Monday, Nov. 15, 1971

It turns out that Astronaut Buzz Aldrin, one of the first two men on the moon, not only helped make that giant step for mankind, but made one for Christianity as well. In London, Dr. Thomas Paine, former chief of NASA, disclosed that during radio blackout Aldrin opened two little plastic packages, one containing bread, the other wine. "I poured the wine into the chalice which our church [Webster Presbyterian Church] had given me," Aldrin radioed later to Houston. "In the one-sixth gravity of the moon, the wine curled slowly and gracefully up the side of the cup. It was interesting to think that the very first liquid ever poured on the moon and the first food eaten there were Communion elements. Just before I partook of the elements, I read the words which I had chosen to indicate our trust: John 15: 5, 'I am the vine, you are the branches. He who abides in me, and I in him, he it is that bears much fruit.' "

Royalty, like well-mannered children, should be seen and not heard. That is why naughty Prince Bernhard of The Netherlands was scolded and put in a corner last week by Dutch Prime Minister Barend Biesheuvel. The prince had sounded off in a newspaper interview about the country's system of parliamentary democracy; the Cabinet, he suggested, should be immune to parliamentary interference for periods of one or two years at a stretch. Said Bernhard: "The government could then really get down to some work without having to spend half its time answering questions in Parliament." The predictable uproar that resulted finally died down when Prime Minister Biesheuvel assured Parliament that he had told Bernhard in no uncertain terms to button his royal lip.

Food was running low that winter in the Klondike, and the jumpy little hero of the 1925 hit, The Gold Rush, was reduced to dining on boiled shoe. In London to work on the music for some of his old movies that he is rereleasing.

Charlie Chaplin--82, and no longer as jumpy and little as he used to be--tried to look as if he were getting a real boot out of a publicity reprise of one of his more famous scenes.

The war between Lieut. Colonel Anthony B. Herbert and the U.S. Army (TIME, March 22) continues at a level of light skirmishing and enfilading fire. After repeated requests for permission to make a second appearance on the Dick Cavett Show, Combat Hero Herbert finally got an O.K. from his commanding officer, Colonel Tom Reid, five minutes before the taping was scheduled to begin eleven miles away. Cavett instead reran the earlier program, in which the Korean War's most decorated hero told of his demotion and disgrace when he reported instances of war crimes in Viet Nam. Early next morning, Herbert was summoned to Colonel Reid's office. "Informed sources" report the following exchange on the subject of Lieut. Colonel Herbert's saluting style:

Reid: Close your fingers.

Herbert: I think they are closed, sir.

Reid: Tilt your hand.

Herbert: I think it is tilted, sir.

Reid: Tilt your fingers in so you can see them.

Herbert: Like this, sir?

Reid: You slurred the word sir. Say it sharp.

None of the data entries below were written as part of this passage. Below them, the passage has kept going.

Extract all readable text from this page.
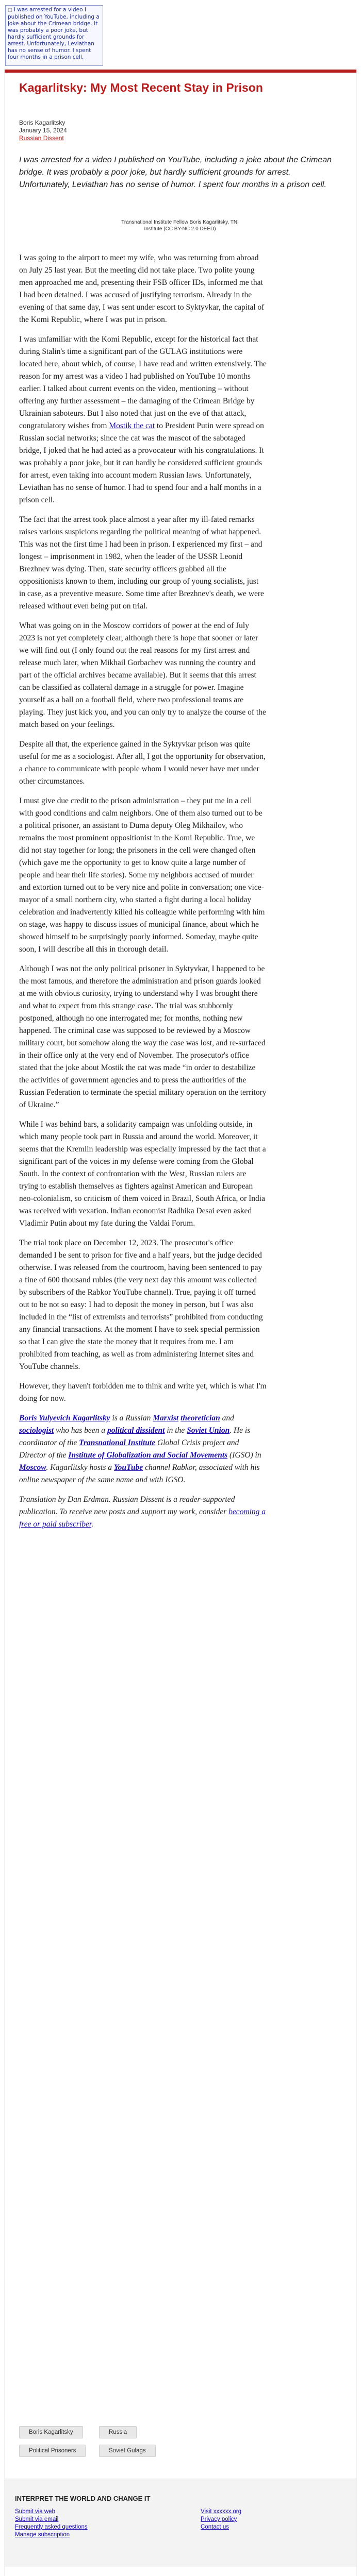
□ I was arrested for a video I published on YouTube, including a joke about the Crimean bridge. It was probably a poor joke, but hardly sufficient grounds for arrest. Unfortunately, Leviathan has no sense of humor. I spent four months in a prison cell.
Kagarlitsky: My Most Recent Stay in Prison
Boris Kagarlitsky
January 15, 2024
Russian Dissent

I was arrested for a video I published on YouTube, including a joke about the Crimean bridge. It was probably a poor joke, but hardly sufficient grounds for arrest. Unfortunately, Leviathan has no sense of humor. I spent four months in a prison cell.

Transnational Institute Fellow Boris Kagarlitsky, TNI Institute (CC BY-NC 2.0 DEED)

I was going to the airport to meet my wife, who was returning from abroad on July 25 last year. But the meeting did not take place. Two polite young men approached me and, presenting their FSB officer IDs, informed me that I had been detained. I was accused of justifying terrorism. Already in the evening of that same day, I was sent under escort to Syktyvkar, the capital of the Komi Republic, where I was put in prison.

I was unfamiliar with the Komi Republic, except for the historical fact that during Stalin's time a significant part of the GULAG institutions were located here, about which, of course, I have read and written extensively. The reason for my arrest was a video I had published on YouTube 10 months earlier. I talked about current events on the video, mentioning – without offering any further assessment – the damaging of the Crimean Bridge by Ukrainian saboteurs. But I also noted that just on the eve of that attack, congratulatory wishes from Mostik the cat to President Putin were spread on Russian social networks; since the cat was the mascot of the sabotaged bridge, I joked that he had acted as a provocateur with his congratulations. It was probably a poor joke, but it can hardly be considered sufficient grounds for arrest, even taking into account modern Russian laws. Unfortunately, Leviathan has no sense of humor. I had to spend four and a half months in a prison cell.

The fact that the arrest took place almost a year after my ill-fated remarks raises various suspicions regarding the political meaning of what happened. This was not the first time I had been in prison. I experienced my first – and longest – imprisonment in 1982, when the leader of the USSR Leonid Brezhnev was dying. Then, state security officers grabbed all the oppositionists known to them, including our group of young socialists, just in case, as a preventive measure. Some time after Brezhnev's death, we were released without even being put on trial.

What was going on in the Moscow corridors of power at the end of July 2023 is not yet completely clear, although there is hope that sooner or later we will find out (I only found out the real reasons for my first arrest and release much later, when Mikhail Gorbachev was running the country and part of the official archives became available). But it seems that this arrest can be classified as collateral damage in a struggle for power. Imagine yourself as a ball on a football field, where two professional teams are playing. They just kick you, and you can only try to analyze the course of the match based on your feelings.

Despite all that, the experience gained in the Syktyvkar prison was quite useful for me as a sociologist. After all, I got the opportunity for observation, a chance to communicate with people whom I would never have met under other circumstances.

I must give due credit to the prison administration – they put me in a cell with good conditions and calm neighbors. One of them also turned out to be a political prisoner, an assistant to Duma deputy Oleg Mikhailov, who remains the most prominent oppositionist in the Komi Republic. True, we did not stay together for long; the prisoners in the cell were changed often (which gave me the opportunity to get to know quite a large number of people and hear their life stories). Some my neighbors accused of murder and extortion turned out to be very nice and polite in conversation; one vice-mayor of a small northern city, who started a fight during a local holiday celebration and inadvertently killed his colleague while performing with him on stage, was happy to discuss issues of municipal finance, about which he showed himself to be surprisingly poorly informed. Someday, maybe quite soon, I will describe all this in thorough detail.

Although I was not the only political prisoner in Syktyvkar, I happened to be the most famous, and therefore the administration and prison guards looked at me with obvious curiosity, trying to understand why I was brought there and what to expect from this strange case. The trial was stubbornly postponed, although no one interrogated me; for months, nothing new happened. The criminal case was supposed to be reviewed by a Moscow military court, but somehow along the way the case was lost, and re-surfaced in their office only at the very end of November. The prosecutor's office stated that the joke about Mostik the cat was made “in order to destabilize the activities of government agencies and to press the authorities of the Russian Federation to terminate the special military operation on the territory of Ukraine.”

While I was behind bars, a solidarity campaign was unfolding outside, in which many people took part in Russia and around the world. Moreover, it seems that the Kremlin leadership was especially impressed by the fact that a significant part of the voices in my defense were coming from the Global South. In the context of confrontation with the West, Russian rulers are trying to establish themselves as fighters against American and European neo-colonialism, so criticism of them voiced in Brazil, South Africa, or India was received with vexation. Indian economist Radhika Desai even asked Vladimir Putin about my fate during the Valdai Forum.

The trial took place on December 12, 2023. The prosecutor's office demanded I be sent to prison for five and a half years, but the judge decided otherwise. I was released from the courtroom, having been sentenced to pay a fine of 600 thousand rubles (the very next day this amount was collected by subscribers of the Rabkor YouTube channel). True, paying it off turned out to be not so easy: I had to deposit the money in person, but I was also included in the “list of extremists and terrorists” prohibited from conducting any financial transactions. At the moment I have to seek special permission so that I can give the state the money that it requires from me. I am prohibited from teaching, as well as from administering Internet sites and YouTube channels.

However, they haven't forbidden me to think and write yet, which is what I'm doing for now.

Boris Yulyevich Kagarlitsky is a Russian Marxist theoretician and sociologist who has been a political dissident in the Soviet Union. He is coordinator of the Transnational Institute Global Crisis project and Director of the Institute of Globalization and Social Movements (IGSO) in Moscow. Kagarlitsky hosts a YouTube channel Rabkor, associated with his online newspaper of the same name and with IGSO.

Translation by Dan Erdman. Russian Dissent is a reader-supported publication. To receive new posts and support my work, consider becoming a free or paid subscriber.

Boris Kagarlitsky	Russia
Political Prisoners	Soviet Gulags
INTERPRET THE WORLD AND CHANGE IT
Submit via web
Submit via email
Frequently asked questions
Manage subscription
Visit xxxxxx.org
Privacy policy
Contact us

Paying off a World Series bet, Maryland Republican Senators Charles Mathias and J. Glenn Beall Jr.--Baltimore Oriole fans to the end--dutifully led two elephants around to the front of the Capitol. Riding the pachyderms and still gloating over the triumph of the Pittsburgh Pirates were Pennsylvania Republican Senators Hugh Scott and Richard Schweiker. Later, Senator Scott met the visiting King and Queen of Sikkim and told them about his lofty ride. "Didn't you use a ladder to mount?" asked the Queen, onetime Manhattan Debutante Hope Cooke. "In Sikkim, we always use a ladder." Said Scott: "We like to rough it in our country."

Dressing women has long been the bag of Couturier Yves St. Laurent. Nobody knows better than he the way to a lady's checkbook. The way to a man's, though, seems to have been too much of a problem for the flame-haired designer. To plug his new line of male fragrances, St. Laurent simply took all his clothes off and collapsed in a full-page advertising spread in the French edition of Vogue. The Paris Couturiers' Association unofficially declared itself "astonished." Vogue admitted it was "a little surprised." Said Yves, "I wanted shock. But you'll notice I have a halo to give a biblical look."

Since it is the world's largest corporation, there are probably more alcoholics at General Motors than at any other company. Board Chairman James M. Roche has announced that G.M. will try to find them, then fire them if they refuse the free treatment provided by the company's medical-insurance program. Those successfully treated will be kept on--business conditions permitting--"the same as if they were out for a heart attack." U.S. industry loses $8 billion to $10 billion a year because of alcoholism, said Roche, and "ignoring the alcoholic until it is too late is not only a waste of human abilities and industrial funds, it is, in the long run, an inhumanity to the individuals involved."

While talking to black Congresswoman Shirley Chisholm about her candidacy for the White House, New York Representative Edward I. Koch put his tongue firmly in his cheek and asked her if she would consider him as a running mate. "No, Ed," muskied Mrs. Chisholm. "I don't think the country is ready for a Jewish Vice President."